To find the distance from the Earth's center to a point outside the Earth where the gravitational acceleration is 1/20 of its value at the Earth's surface, we can use the formula for gravitational acceleration:
g = G * (M / r^2)
where g is the gravitational acceleration, G is the universal gravitational constant, M is the mass of the Earth, and r is the distance from the Earth's center.
First, let's denote the gravitational acceleration at the Earth's surface as g_surface, and the distance from the Earth's center to the point outside the Earth as r_point.
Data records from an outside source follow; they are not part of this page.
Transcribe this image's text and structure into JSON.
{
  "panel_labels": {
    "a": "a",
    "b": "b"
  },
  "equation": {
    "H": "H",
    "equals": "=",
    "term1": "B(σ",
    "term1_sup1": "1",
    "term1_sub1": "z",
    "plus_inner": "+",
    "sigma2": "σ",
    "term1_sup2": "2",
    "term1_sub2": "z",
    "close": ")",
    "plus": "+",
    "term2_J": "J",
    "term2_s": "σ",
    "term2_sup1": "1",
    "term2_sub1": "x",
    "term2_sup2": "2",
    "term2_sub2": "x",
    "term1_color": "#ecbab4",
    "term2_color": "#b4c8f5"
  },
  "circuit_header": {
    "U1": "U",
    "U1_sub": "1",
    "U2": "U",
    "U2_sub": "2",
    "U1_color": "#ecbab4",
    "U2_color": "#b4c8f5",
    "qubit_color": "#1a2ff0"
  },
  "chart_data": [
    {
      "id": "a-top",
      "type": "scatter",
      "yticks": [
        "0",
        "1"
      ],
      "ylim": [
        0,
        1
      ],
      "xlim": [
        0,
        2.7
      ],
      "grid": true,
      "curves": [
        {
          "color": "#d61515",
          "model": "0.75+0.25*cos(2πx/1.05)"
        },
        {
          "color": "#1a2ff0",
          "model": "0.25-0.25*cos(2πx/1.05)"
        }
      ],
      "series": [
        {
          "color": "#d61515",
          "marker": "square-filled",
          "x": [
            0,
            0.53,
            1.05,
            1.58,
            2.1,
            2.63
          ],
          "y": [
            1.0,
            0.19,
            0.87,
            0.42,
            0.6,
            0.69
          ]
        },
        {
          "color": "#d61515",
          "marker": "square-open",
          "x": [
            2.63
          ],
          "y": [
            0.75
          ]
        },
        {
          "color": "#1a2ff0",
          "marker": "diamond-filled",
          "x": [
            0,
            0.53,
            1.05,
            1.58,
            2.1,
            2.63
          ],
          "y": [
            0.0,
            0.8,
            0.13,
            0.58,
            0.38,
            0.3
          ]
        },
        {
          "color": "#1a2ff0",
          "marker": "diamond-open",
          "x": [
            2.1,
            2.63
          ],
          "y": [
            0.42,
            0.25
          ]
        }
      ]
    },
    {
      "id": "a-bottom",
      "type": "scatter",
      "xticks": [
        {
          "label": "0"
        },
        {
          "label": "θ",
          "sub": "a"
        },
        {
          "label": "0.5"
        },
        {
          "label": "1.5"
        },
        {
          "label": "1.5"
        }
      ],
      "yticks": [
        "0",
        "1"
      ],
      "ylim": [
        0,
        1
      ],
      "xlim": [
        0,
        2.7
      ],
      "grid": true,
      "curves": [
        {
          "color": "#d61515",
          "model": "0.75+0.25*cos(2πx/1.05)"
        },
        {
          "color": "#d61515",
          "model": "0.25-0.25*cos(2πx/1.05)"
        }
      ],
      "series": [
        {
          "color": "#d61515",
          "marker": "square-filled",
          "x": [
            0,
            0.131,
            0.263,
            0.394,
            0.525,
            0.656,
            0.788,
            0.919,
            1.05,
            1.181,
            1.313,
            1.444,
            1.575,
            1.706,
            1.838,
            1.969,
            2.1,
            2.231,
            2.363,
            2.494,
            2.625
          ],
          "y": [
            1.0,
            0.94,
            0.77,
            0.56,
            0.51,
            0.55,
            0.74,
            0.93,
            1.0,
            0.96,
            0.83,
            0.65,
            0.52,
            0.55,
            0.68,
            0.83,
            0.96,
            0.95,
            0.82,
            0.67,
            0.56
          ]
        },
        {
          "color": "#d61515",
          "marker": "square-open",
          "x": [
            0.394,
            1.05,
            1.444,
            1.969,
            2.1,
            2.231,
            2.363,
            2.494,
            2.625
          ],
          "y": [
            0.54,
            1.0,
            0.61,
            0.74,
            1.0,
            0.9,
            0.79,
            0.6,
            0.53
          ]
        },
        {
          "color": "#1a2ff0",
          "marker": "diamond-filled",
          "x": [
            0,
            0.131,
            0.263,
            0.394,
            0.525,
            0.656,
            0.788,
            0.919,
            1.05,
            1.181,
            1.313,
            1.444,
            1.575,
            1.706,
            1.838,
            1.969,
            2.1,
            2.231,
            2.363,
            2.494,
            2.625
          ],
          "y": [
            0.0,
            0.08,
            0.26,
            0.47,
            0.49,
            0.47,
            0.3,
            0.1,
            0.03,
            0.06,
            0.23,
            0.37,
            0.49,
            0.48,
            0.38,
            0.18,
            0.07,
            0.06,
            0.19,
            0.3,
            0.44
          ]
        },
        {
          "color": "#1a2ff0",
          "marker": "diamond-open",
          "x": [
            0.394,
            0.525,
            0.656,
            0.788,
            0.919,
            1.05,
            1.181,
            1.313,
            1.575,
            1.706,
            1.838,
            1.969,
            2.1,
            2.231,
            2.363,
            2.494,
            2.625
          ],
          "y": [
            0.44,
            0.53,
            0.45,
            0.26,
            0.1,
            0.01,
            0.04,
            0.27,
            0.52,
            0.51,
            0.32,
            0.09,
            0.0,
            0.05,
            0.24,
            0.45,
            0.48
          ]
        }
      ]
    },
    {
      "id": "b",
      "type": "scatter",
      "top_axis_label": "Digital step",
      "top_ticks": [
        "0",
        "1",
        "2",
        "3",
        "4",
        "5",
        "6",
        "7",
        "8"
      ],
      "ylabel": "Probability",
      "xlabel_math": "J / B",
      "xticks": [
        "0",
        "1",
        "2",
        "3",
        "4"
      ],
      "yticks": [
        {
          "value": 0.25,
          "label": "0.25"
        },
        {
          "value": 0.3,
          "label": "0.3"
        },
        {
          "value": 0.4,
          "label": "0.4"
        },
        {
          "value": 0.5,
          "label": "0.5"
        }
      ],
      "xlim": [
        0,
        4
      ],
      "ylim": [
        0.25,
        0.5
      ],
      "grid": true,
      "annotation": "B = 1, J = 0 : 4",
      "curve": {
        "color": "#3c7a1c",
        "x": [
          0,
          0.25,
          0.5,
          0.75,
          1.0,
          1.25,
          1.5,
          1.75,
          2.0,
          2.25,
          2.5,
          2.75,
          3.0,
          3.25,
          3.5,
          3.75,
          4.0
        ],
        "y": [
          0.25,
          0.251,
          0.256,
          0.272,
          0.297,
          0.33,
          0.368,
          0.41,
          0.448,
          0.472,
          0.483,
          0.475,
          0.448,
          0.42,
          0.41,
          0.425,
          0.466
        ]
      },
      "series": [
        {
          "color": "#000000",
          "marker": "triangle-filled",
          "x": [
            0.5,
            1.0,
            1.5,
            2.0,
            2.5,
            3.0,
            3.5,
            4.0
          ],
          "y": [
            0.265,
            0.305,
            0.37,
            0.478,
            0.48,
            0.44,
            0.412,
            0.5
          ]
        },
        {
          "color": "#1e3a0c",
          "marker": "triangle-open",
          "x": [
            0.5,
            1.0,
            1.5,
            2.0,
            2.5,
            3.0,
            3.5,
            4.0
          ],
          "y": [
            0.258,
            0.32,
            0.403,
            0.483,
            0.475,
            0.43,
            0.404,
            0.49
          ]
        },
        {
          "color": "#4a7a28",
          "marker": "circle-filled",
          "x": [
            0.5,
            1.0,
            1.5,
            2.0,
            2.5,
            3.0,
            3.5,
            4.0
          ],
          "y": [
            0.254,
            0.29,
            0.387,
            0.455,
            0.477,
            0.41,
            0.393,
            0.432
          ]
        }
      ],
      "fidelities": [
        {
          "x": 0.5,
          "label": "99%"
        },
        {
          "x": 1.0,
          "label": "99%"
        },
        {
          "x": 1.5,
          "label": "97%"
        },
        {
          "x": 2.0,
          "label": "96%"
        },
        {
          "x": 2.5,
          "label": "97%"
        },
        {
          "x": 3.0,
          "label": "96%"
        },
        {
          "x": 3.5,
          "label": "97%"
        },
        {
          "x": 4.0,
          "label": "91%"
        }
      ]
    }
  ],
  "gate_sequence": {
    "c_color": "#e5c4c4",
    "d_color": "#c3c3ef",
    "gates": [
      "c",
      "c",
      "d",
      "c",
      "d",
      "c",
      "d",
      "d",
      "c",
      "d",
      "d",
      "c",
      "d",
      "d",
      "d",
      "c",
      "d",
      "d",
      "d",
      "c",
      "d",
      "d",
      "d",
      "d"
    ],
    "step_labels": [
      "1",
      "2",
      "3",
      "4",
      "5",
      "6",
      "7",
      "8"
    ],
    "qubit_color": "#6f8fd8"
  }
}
Given that the gravitational acceleration at the point outside the Earth is 1/20 of its value at the Earth's surface, we can write the following equation:
g_point = (1/20) * g_surface
We know that g_surface can be calculated by using the formula:
g_surface = G * (M / R^2)
where R is the radius of the Earth.
Substituting this equation into the previous one, we have:
(1/20) * g_surface = G * (M / r_point^2)
Now, we can solve for r_point:
r_point^2 = (M / (G * (1/20) * g_surface))
Simplifying the equation further, we get:
r_point^2 = (20 * M) / (G * g_surface)
Finally, we can take the square root of both sides to find r_point:
r_point = sqrt((20 * M) / (G * g_surface))
The mass of the Earth (M) and the universal gravitational constant (G) are known constants. The gravitational acceleration at the Earth's surface (g_surface) is approximately 9.8 m/s^2.
By plugging in these values, you can calculate the distance from the Earth's center to the desired point outside the Earth where the gravitational acceleration is 1/20 of its value at the Earth's surface.